Example: You have a “smart recommendation” feature that uses an LLM to personalize suggestions. The first user request takes 2s (unacceptable). But most subsequent requests for similar users are similar. Cache them:
import hashlib
import redis
cache = redis.Redis()
def get_ai_recommendation(user_id, product_category):
# Cache key based on user segment + category
user_segment = segment_user(user_id)
cache_key = f"recommendation:{user_segment}:{product_category}"
# Try cache first
cached = cache.get(cache_key)
if cached:
return json.loads(cached)
# Cache miss—call AI
recommendation = ai_recommender.recommend(
user_segment=user_segment,
category=product_category
)
# Cache for 24 hours
cache.setex(cache_key, 86400, json.dumps(recommendation))
return recommendation
Pre-fetch recommendations for segments you know users will request:
def prefetch_recommendations():
"""Run nightly to pre-warm the cache"""
for segment in get_all_user_segments():
for category in PRODUCT_CATEGORIES:
get_ai_recommendation(segment, category)
Now when a user lands on your page, the recommendation exists in cache (5ms response) instead of hitting the API (2000ms response).
This pattern works for:
- Personalization engines
- Product recommendations
- Contextual suggestions
- Ranking operations
- Segmentation
Architecture Pattern 4 — Hybrid Sync/Async for Required Context
Sometimes you need AI input to render the page, but you don’t need it to be blocking. Hybrid approach: show a partial result immediately, enhance it asynchronously.
Example: User clicks on a customer’s profile. You need:
- Profile data (20ms from database)
- AI-generated summary of interaction history (2s from LLM)
Instead of waiting for both:
@app.get("/customer/{customer_id}")
async def get_customer_profile(customer_id: str):
# Get the data you have immediately
customer = db.get_customer(customer_id)
interaction_history = db.get_interactions(customer_id)
# Queue the AI work
background_jobs.enqueue(
"generate_customer_summary",
customer_id=customer_id
)
# Return immediately with what you have
return {
"customer": customer,
"interaction_history": interaction_history,
"summary": None, # Will be available via separate API
"summary_status": "generating"
}
The frontend shows the profile immediately and polls for the summary:
const profile = await fetch(`/customer/${customerId}`).then(r => r.json());
// Render immediately
renderCustomerProfile(profile);
// Poll for summary
while (profile.summary === null) {
await sleep(1000);
const updated = await fetch(`/customer/${customerId}/summary`).then(r => r.json());
if (updated.summary) {
updateSummarySection(updated.summary);
break;
}
}
User sees the profile in 50ms. The summary shows up in 2-3 seconds. The interaction feels responsive.
Measuring the Tradeoff
Before you pick a pattern, measure what you’re dealing with:
- Measure baseline latency without AI
- Measure AI API latency under realistic load (p50, p99)

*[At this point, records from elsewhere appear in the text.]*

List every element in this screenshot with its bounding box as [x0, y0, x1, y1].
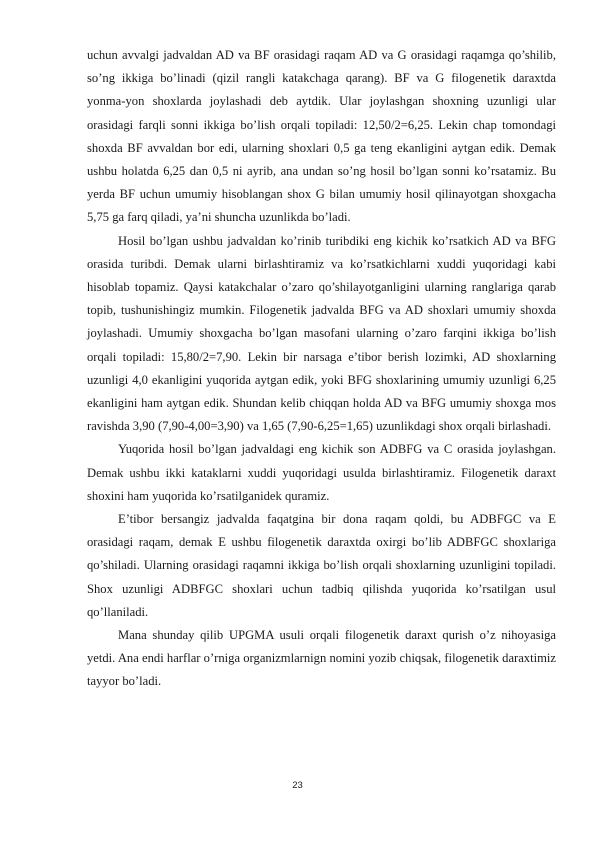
paragraph-4: E’tibor bersangiz jadvalda faqatgina bir dona raqam qoldi, bu ADBFGC va E orasidagi raqam, demak E ushbu filogenetik daraxtda oxirgi bo’lib ADBFGC shoxlariga qo’shiladi. Ularning orasidagi raqamni ikkiga bo’lish orqali shoxlarning uzunligini topiladi. Shox uzunligi ADBFGC shoxlari uchun tadbiq qilishda yuqorida ko’rsatilgan usul qo’llaniladi. [87, 512, 556, 619]
document-body [87, 44, 556, 694]
paragraph-5: Mana shunday qilib UPGMA usuli orqali filogenetik daraxt qurish o’z nihoyasiga yetdi. Ana endi harflar o’rniga organizmlarnign nomini yozib chiqsak, filogenetik daraxtimiz tayyor bo’ladi. [87, 628, 556, 689]
paragraph-1: uchun avvalgi jadvaldan AD va BF orasidagi raqam AD va G orasidagi raqamga qo’shilib, so’ng ikkiga bo’linadi (qizil rangli katakchaga qarang). BF va G filogenetik daraxtda yonma-yon shoxlarda joylashadi deb aytdik. Ular joylashgan shoxning uzunligi ular orasidagi farqli sonni ikkiga bo’lish orqali topiladi: 12,50/2=6,25. Lekin chap tomondagi shoxda BF avvaldan bor edi, ularning shoxlari 0,5 ga teng ekanligini aytgan edik. Demak ushbu holatda 6,25 dan 0,5 ni ayrib, ana undan so’ng hosil bo’lgan sonni ko’rsatamiz. Bu yerda BF uchun umumiy hisoblangan shox G bilan umumiy hosil qilinayotgan shoxgacha 5,75 ga farq qiladi, ya’ni shuncha uzunlikda bo’ladi. [87, 48, 556, 225]
paragraph-2: Hosil bo’lgan ushbu jadvaldan ko’rinib turibdiki eng kichik ko’rsatkich AD va BFG orasida turibdi. Demak ularni birlashtiramiz va ko’rsatkichlarni xuddi yuqoridagi kabi hisoblab topamiz. Qaysi katakchalar o’zaro qo’shilayotganligini ularning ranglariga qarab topib, tushunishingiz mumkin. Filogenetik jadvalda BFG va AD shoxlari umumiy shoxda joylashadi. Umumiy shoxgacha bo’lgan masofani ularning o’zaro farqini ikkiga bo’lish orqali topiladi: 15,80/2=7,90. Lekin bir narsaga e’tibor berish lozimki, AD shoxlarning uzunligi 4,0 ekanligini yuqorida aytgan edik, yoki BFG shoxlarining umumiy uzunligi 6,25 ekanligini ham aytgan edik. Shundan kelib chiqqan holda AD va BFG umumiy shoxga mos ravishda 3,90 (7,90-4,00=3,90) va 1,65 (7,90-6,25=1,65) uzunlikdagi shox orqali birlashadi. [87, 233, 556, 434]
page-number: 23 [292, 780, 303, 791]
paragraph-3: Yuqorida hosil bo’lgan jadvaldagi eng kichik son ADBFG va C orasida joylashgan. Demak ushbu ikki kataklarni xuddi yuqoridagi usulda birlashtiramiz. Filogenetik daraxt shoxini ham yuqorida ko’rsatilganidek quramiz. [87, 442, 556, 503]
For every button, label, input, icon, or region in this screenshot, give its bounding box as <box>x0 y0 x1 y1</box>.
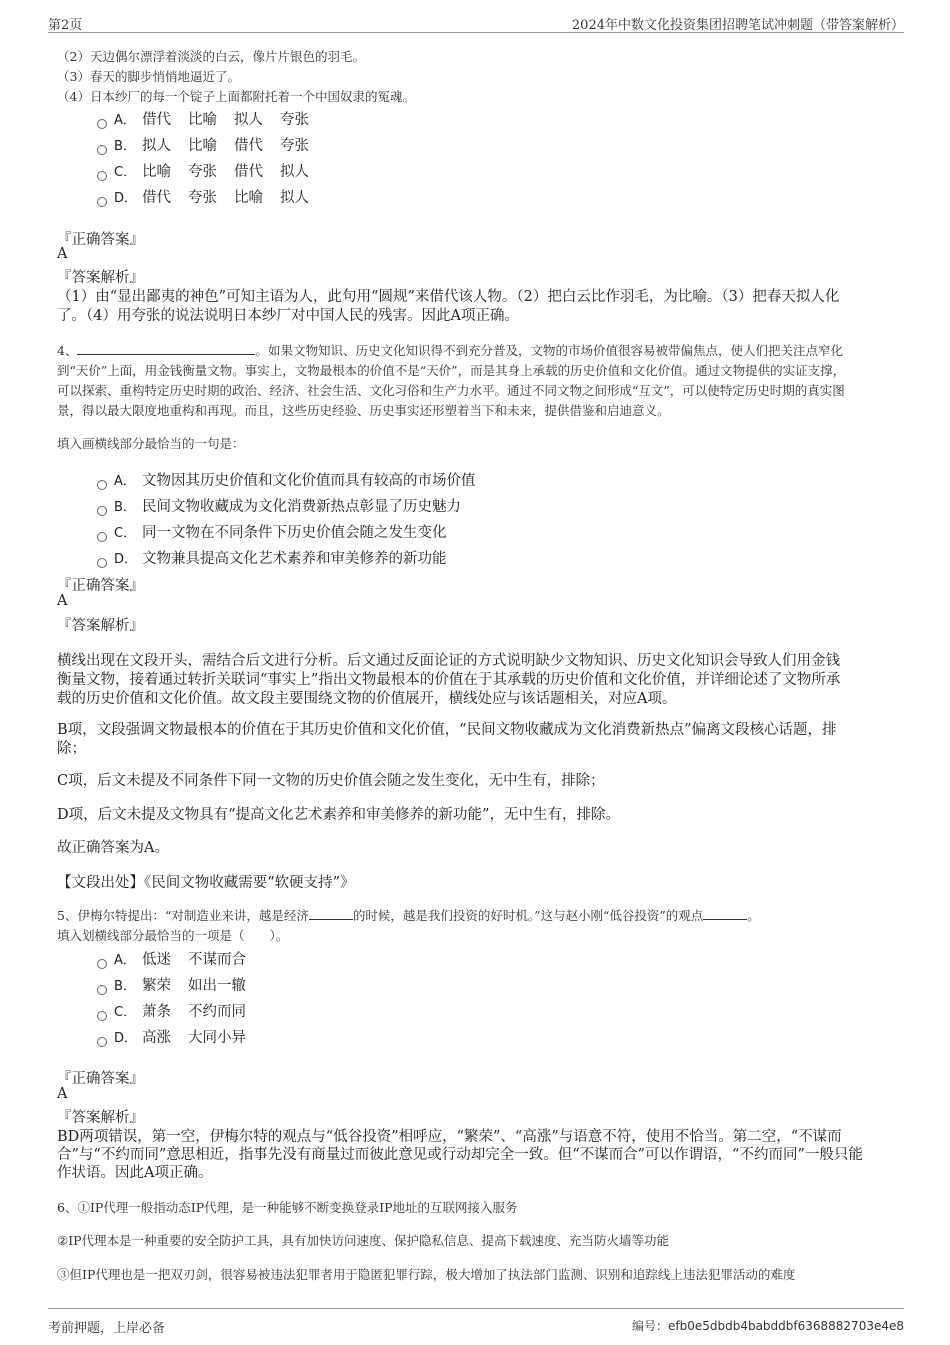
q6-line: ③但IP代理也是一把双刃剑，很容易被违法犯罪者用于隐匿犯罪行踪，极大增加了执法部门监测、识别和追踪线上违法犯罪活动的难度 <box>57 1267 796 1282</box>
option-a[interactable]: A． 借代 比喻 拟人 夸张 <box>97 108 326 129</box>
q3-line: （2）天边偶尔漂浮着淡淡的白云，像片片银色的羽毛。 <box>57 49 365 64</box>
analysis-line: 作状语。因此A项正确。 <box>57 1165 213 1181</box>
answer-label: 『正确答案』 <box>57 232 144 248</box>
option-c[interactable]: C． 萧条 不约而同 <box>97 1000 263 1021</box>
doc-title: 2024年中数文化投资集团招聘笔试冲刺题（带答案解析） <box>571 18 904 33</box>
answer-blank <box>77 343 255 355</box>
radio-icon[interactable] <box>97 1037 107 1047</box>
q4-line: 到“天价”上面，用金钱衡量文物。事实上，文物最根本的价值不是“天价”，而是其身上承载的历史价值和文化价值。通过文物提供的实证支撑， <box>57 363 846 378</box>
analysis-line: 合”与“不约而同”意思相近，指事先没有商量过而彼此意见或行动却完全一致。但“不谋而合”可以作谓语，“不约而同”一般只能 <box>57 1147 863 1163</box>
q4-line: 景，得以最大限度地重构和再现。而且，这些历史经验、历史事实还形塑着当下和未来，提供借鉴和启迪意义。 <box>57 403 670 418</box>
analysis-line: （1）由“显出鄙夷的神色”可知主语为人，此句用“圆规”来借代该人物。（2）把白云比作羽毛，为比喻。（3）把春天拟人化 <box>57 289 840 305</box>
radio-icon[interactable] <box>97 532 107 542</box>
radio-icon[interactable] <box>97 171 107 181</box>
option-b[interactable]: B． 繁荣 如出一辙 <box>97 974 263 995</box>
option-c[interactable]: C． 同一文物在不同条件下历史价值会随之发生变化 <box>97 521 447 542</box>
radio-icon[interactable] <box>97 985 107 995</box>
option-b[interactable]: B． 民间文物收藏成为文化消费新热点彰显了历史魅力 <box>97 495 461 516</box>
analysis-label: 『答案解析』 <box>57 270 144 286</box>
page-header <box>48 12 904 33</box>
analysis-line: 载的历史价值和文化价值。故文段主要围绕文物的价值展开，横线处应与该话题相关，对应A项。 <box>57 691 677 707</box>
footer-slogan: 考前押题，上岸必备 <box>48 1321 166 1336</box>
q5-prompt: 填入划横线部分最恰当的一项是（ ）。 <box>57 928 289 943</box>
answer-blank <box>309 908 353 920</box>
analysis-line: 了。（4）用夸张的说法说明日本纱厂对中国人民的残害。因此A项正确。 <box>57 308 519 324</box>
analysis-line: D项，后文未提及文物具有“提高文化艺术素养和审美修养的新功能”，无中生有，排除。 <box>57 807 620 823</box>
analysis-label: 『答案解析』 <box>57 1110 144 1126</box>
radio-icon[interactable] <box>97 1011 107 1021</box>
q3-line: （3）春天的脚步悄悄地逼近了。 <box>57 69 240 84</box>
radio-icon[interactable] <box>97 506 107 516</box>
answer-value: A <box>57 593 68 609</box>
option-c[interactable]: C． 比喻 夸张 借代 拟人 <box>97 160 326 181</box>
analysis-line: C项，后文未提及不同条件下同一文物的历史价值会随之发生变化，无中生有，排除； <box>57 773 605 789</box>
option-a[interactable]: A． 文物因其历史价值和文化价值而具有较高的市场价值 <box>97 469 476 490</box>
q4-prompt: 填入画横线部分最恰当的一句是： <box>57 436 245 451</box>
radio-icon[interactable] <box>97 197 107 207</box>
answer-label: 『正确答案』 <box>57 1071 144 1087</box>
q6-line: 6、①IP代理一般指动态IP代理，是一种能够不断变换登录IP地址的互联网接入服务 <box>57 1200 518 1215</box>
option-d[interactable]: D． 文物兼具提高文化艺术素养和审美修养的新功能 <box>97 547 447 568</box>
analysis-line: 横线出现在文段开头，需结合后文进行分析。后文通过反面论证的方式说明缺少文物知识、历史文化知识会导致人们用金钱 <box>57 653 840 669</box>
page-footer <box>48 1308 904 1337</box>
doc-code: 编号：efb0e5dbdb4babddbf6368882703e4e8 <box>631 1319 904 1333</box>
radio-icon[interactable] <box>97 119 107 129</box>
radio-icon[interactable] <box>97 145 107 155</box>
q3-line: （4）日本纱厂的每一个锭子上面都附托着一个中国奴隶的冤魂。 <box>57 89 415 104</box>
analysis-line: 故正确答案为A。 <box>57 840 169 856</box>
option-a[interactable]: A． 低迷 不谋而合 <box>97 948 263 969</box>
radio-icon[interactable] <box>97 558 107 568</box>
q6-line: ②IP代理本是一种重要的安全防护工具，具有加快访问速度、保护隐私信息、提高下载速度、充当防火墙等功能 <box>57 1233 670 1248</box>
analysis-line: BD两项错误，第一空，伊梅尔特的观点与“低谷投资”相呼应，“繁荣”、“高涨”与语意不符，使用不恰当。第二空，“不谋而 <box>57 1129 842 1145</box>
source-line: 【文段出处】《民间文物收藏需要“软硬支持”》 <box>57 875 355 891</box>
analysis-line: 除； <box>57 741 86 757</box>
analysis-line: 衡量文物，接着通过转折关联词“事实上”指出文物最根本的价值在于其承载的历史价值和文化价值，并详细论述了文物所承 <box>57 672 841 688</box>
q4-first-line: 4、 。如果文物知识、历史文化知识得不到充分普及，文物的市场价值很容易被带偏焦点，使人们把关注点窄化 <box>57 343 843 358</box>
answer-blank <box>703 908 747 920</box>
answer-value: A <box>57 246 68 262</box>
q5-first-line: 5、伊梅尔特提出：“对制造业来讲，越是经济 的时候，越是我们投资的好时机。”这与赵小刚“低谷投资”的观点 。 <box>57 908 760 923</box>
q4-line: 可以探索、重构特定历史时期的政治、经济、社会生活、文化习俗和生产力水平。通过不同文物之间形成“互文”，可以使特定历史时期的真实图 <box>57 383 845 398</box>
option-b[interactable]: B． 拟人 比喻 借代 夸张 <box>97 134 326 155</box>
radio-icon[interactable] <box>97 480 107 490</box>
radio-icon[interactable] <box>97 959 107 969</box>
analysis-line: B项，文段强调文物最根本的价值在于其历史价值和文化价值，“民间文物收藏成为文化消费新热点”偏离文段核心话题，排 <box>57 722 837 738</box>
answer-label: 『正确答案』 <box>57 578 144 594</box>
page-number: 第2页 <box>48 18 83 33</box>
option-d[interactable]: D． 高涨 大同小异 <box>97 1026 263 1047</box>
answer-value: A <box>57 1086 68 1102</box>
analysis-label: 『答案解析』 <box>57 618 144 634</box>
option-d[interactable]: D． 借代 夸张 比喻 拟人 <box>97 186 326 207</box>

- Measure acceptable latency for your use case
- Calculate the gap
If your form needs to be under 200ms and AI adds 1200ms, async is mandatory. If you have a report page and AI adds 2s, maybe streaming is enough. If you’re building a batch processing system, latency doesn’t matter at all.
The teams that nail this aren’t the ones with the fastest AI APIs. They’re the ones that matched their architecture to the constraints.
Your dependency on AI APIs is a latency constraint. Architecture around it deliberately, not by accident.